Originally published July 28, 2011 at 10:05 PM | Page modified July 29, 2011 at 12:16 AM
Dealing with Debt
Conservatives balk, delaying GOP debt vote
House Speaker John Boehner abruptly canceled a vote on his plan to lift the federal debt limit late Thursday after failing to persuade recalcitrant conservatives to back the measure and help him avert an economy-rattling default.
The Washington Post
WASHINGTON — House Speaker John Boehner abruptly canceled a vote on his plan to lift the federal debt limit late Thursday after failing to persuade recalcitrant conservatives to back the measure and help him avert an economy-rattling default.
After a night of legislative chaos and with control of his caucus slipping from his grasp, Boehner, R-Ohio, yanked the bill from the House floor and prepared to make changes aimed at appealing to his tea-party-influenced right flank. Republican aides said they hoped for a Friday vote.
But with GOP leaders unable to offer assurances that the needed support would materialize, Senate Democrats planned to proceed with their own debt-ceiling plan in hopes of pushing a measure through Congress by Tuesday, when the U.S. Treasury says it could begin running short of cash to pay the nation's bills.
The late-night drama developed after debate on Boehner's debt-limit bill had concluded and lawmakers were minutes away from what was expected to be a cliffhanger vote. Suddenly, action on the House floor shifted to a series of noncontroversial measures, befuddling lawmakers.
Outside the House chamber, Boehner summoned members of the holdout GOP South Carolina delegation to his office just off the Capitol Rotunda. But within minutes, freshman Reps. Mick Mulvaney and Jeff Duncan left the meeting, saying they were heading to a chapel to pray for their leaders.
Rep. Tim Scott, R-S.C., later joined them, and the three said Boehner's pitch had not been persuasive.
"Divine inspiration already happened," said Scott, a liaison to party leadership for the Republican freshman class in the House. "I'm a no."
Soon after, the South Carolinians gathered with other undecided Republicans in the offices of House Majority Whip Kevin McCarthy, R-Calif. There, Boehner, McCarthy and House Majority Leader Eric Cantor of Virginia pleaded with fellow Republicans for support.
Aides said some holdouts objected to an item in the bill related to the Pell Grant college-loan program, complaining that it amounted to a $17 billion spending increase.
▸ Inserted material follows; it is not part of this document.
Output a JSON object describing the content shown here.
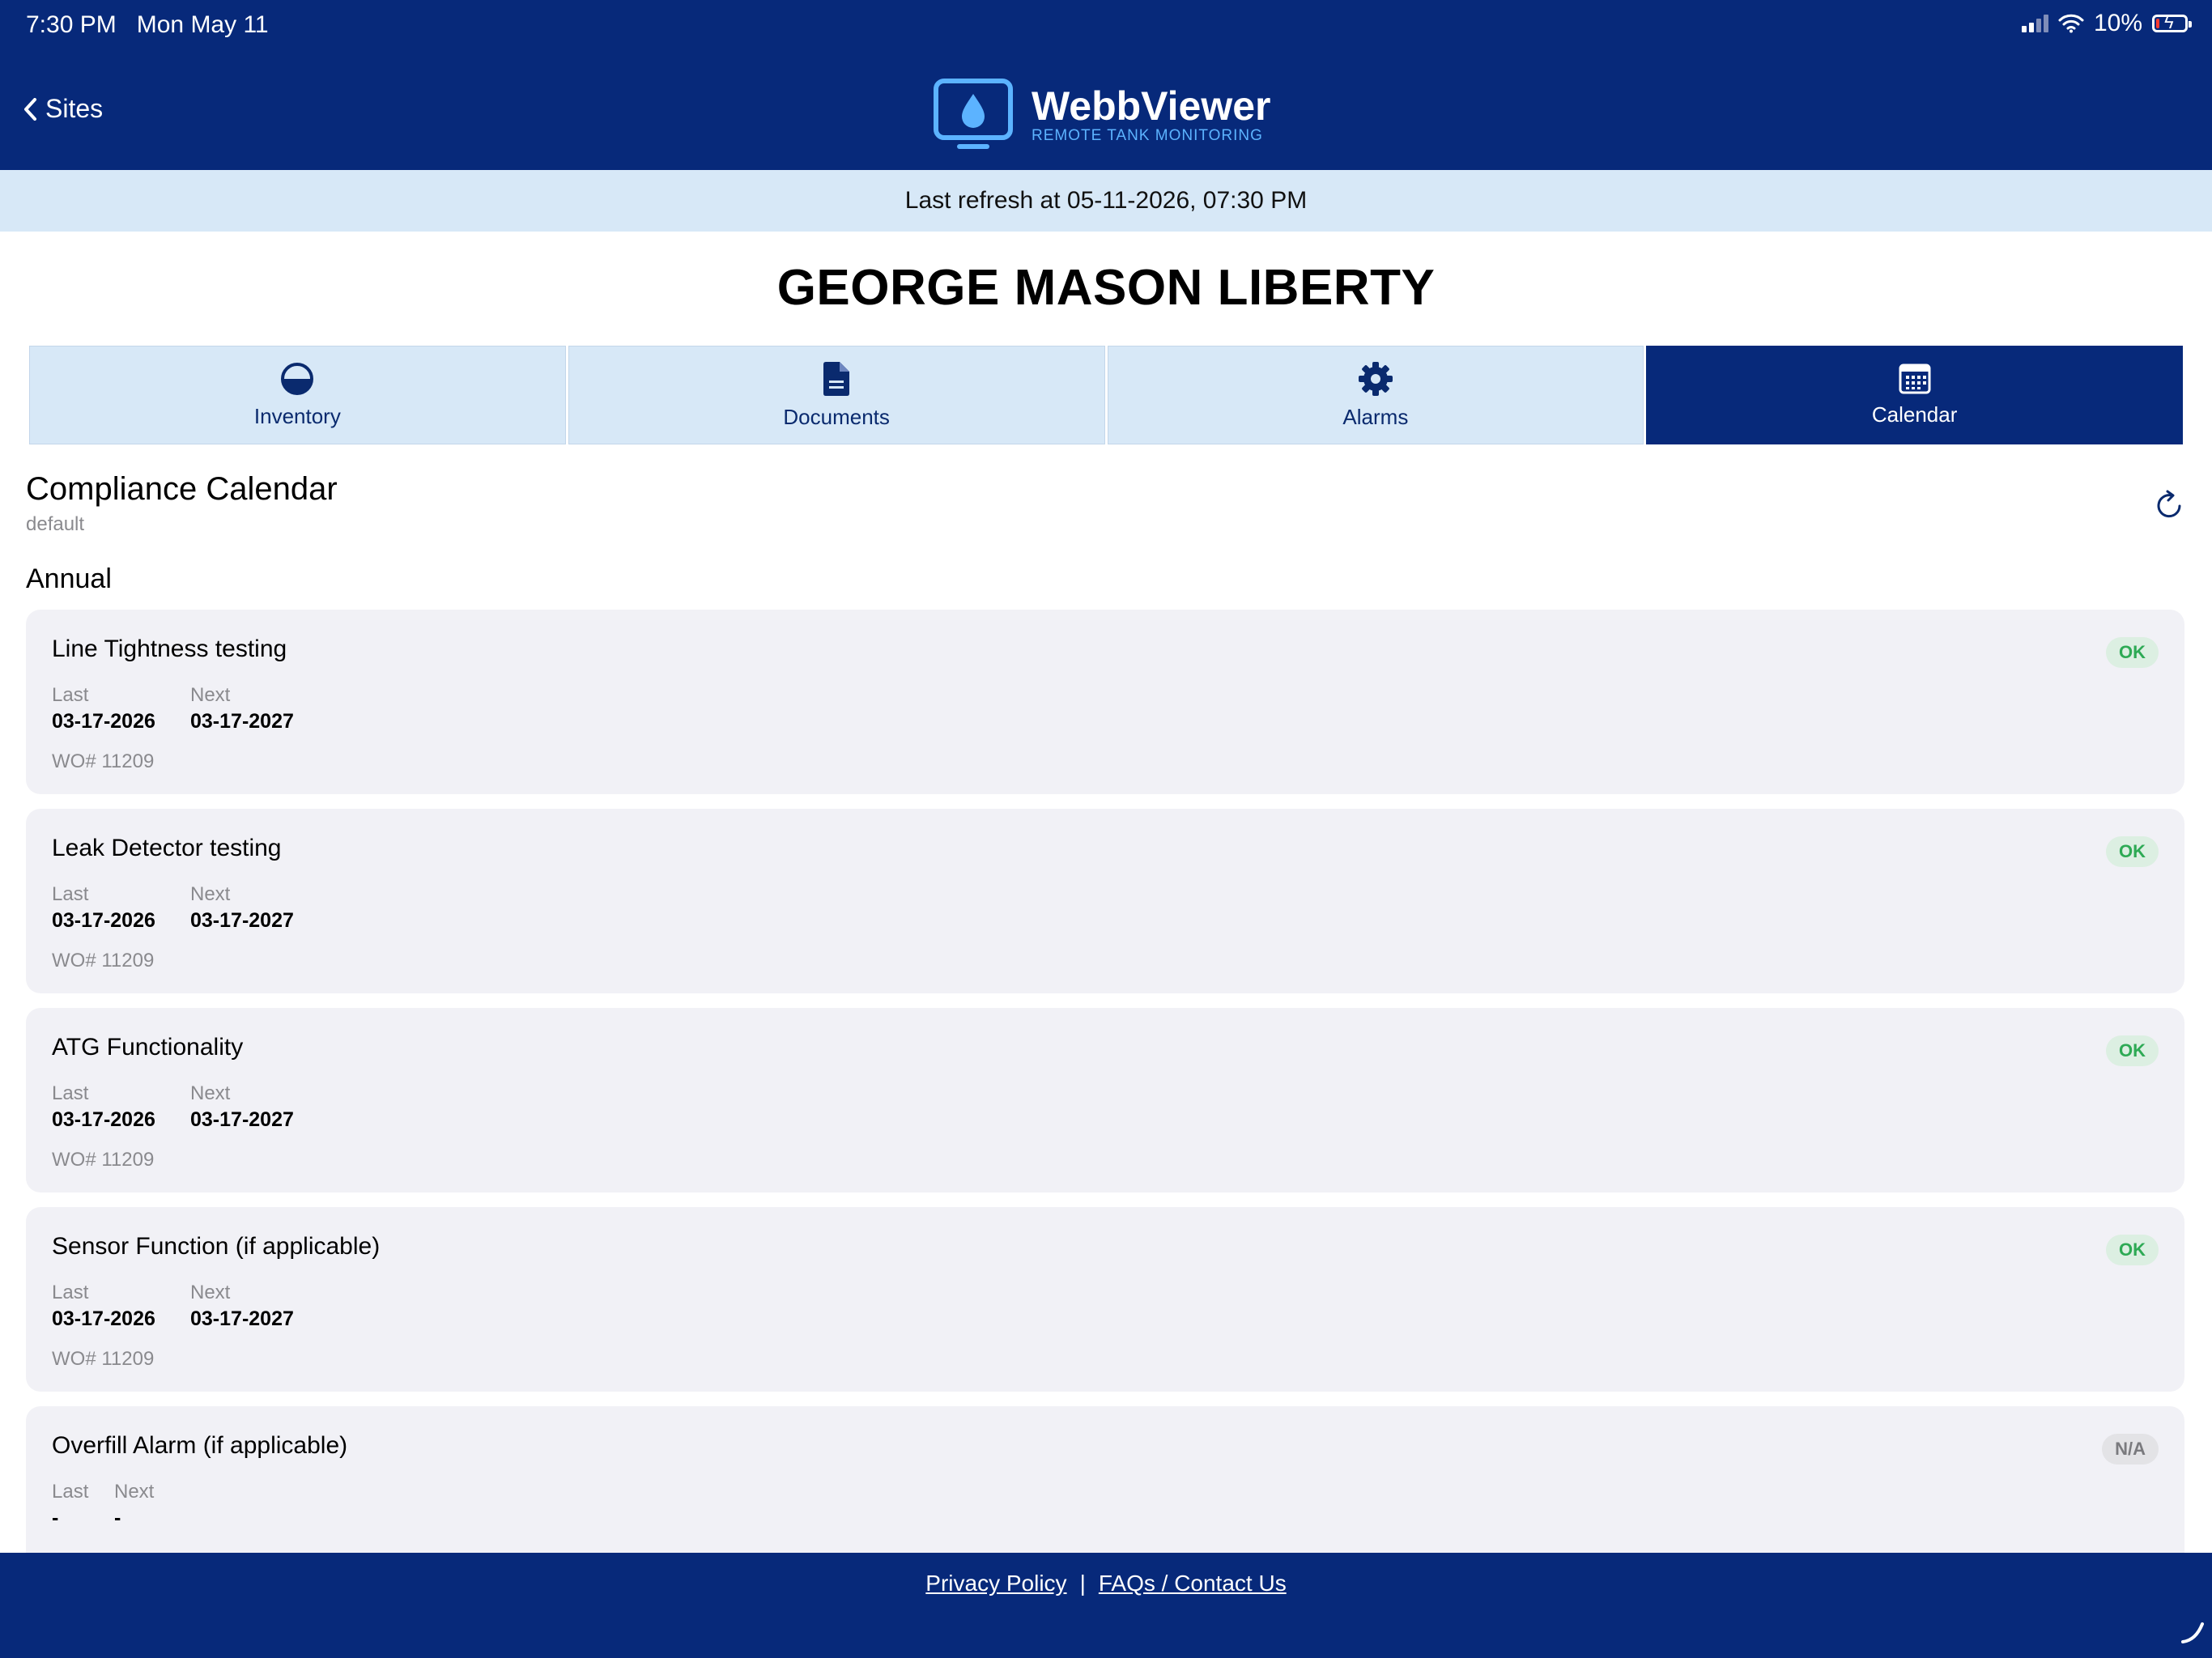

Some members also wanted to see stronger language calling for a constitutional amendment to require a balanced federal budget, aides said.
Failure to pass the measure would represent a significant defeat for Boehner, the first-year speaker who has invested much political capital in trying to sway his fractious majority.
Although they knew the vote was going to be close given the philosophical objections of many House Republicans to an increase in federal borrowing power, Republicans earlier Thursday had made it clear that they expected to pass the legislation in an effort to force the Democrat-led Senate into accepting it.
Across the Capitol, Senate Democrats had been waiting to put the Boehner bill to a quick death in a late-night vote of their own. But with House Republicans in another closed-door meeting, Senate Majority Leader Harry Reid, D-Nev., said on the Senate floor that Boehner and his allies appeared to be "having trouble passing their bill."
The chaos in the House left the government no closer to a resolution over the debt limit just days before the Aug. 2 deadline. The national debt hit the current $14.3 trillion limit in mid-May. Unless Congress acts, the government will be in danger of defaulting on its obligations as early as Tuesday.
The partisan impasse is shaking Wall Street and the confidence of top business leaders. Early Thursday, chief executives of some of the largest U.S. financial companies — including Brian Moynihan from Bank of America, Jamie Dimon from J.P. Morgan Chase and John Strangfeld of Prudential — wrote a letter to President Obama and members of Congress urging them to strike a deal this week.
"The consequences of inaction — for our economy, the already struggling job market, the financial circumstances of American businesses and families, and for America's global economic leadership — would be very grave," they wrote.
Wall Street, meanwhile, suffered fresh losses as the Dow Jones industrial average was down for a fifth straight session.
Administration officials have warned of potentially calamitous effects on the economy if the country defaults on its obligations: a spike in interest rates, a plunge in stock markets and a tightening in the job market in a nation already struggling with unemployment higher than 9 percent.
If the House proves unable to pass a bill, action is likely to shift to the Senate, where Reid was preparing to proceed with his own debt-limit measure, perhaps as soon as Friday evening.
Material from The Associated Press and The New York Times is included in this report.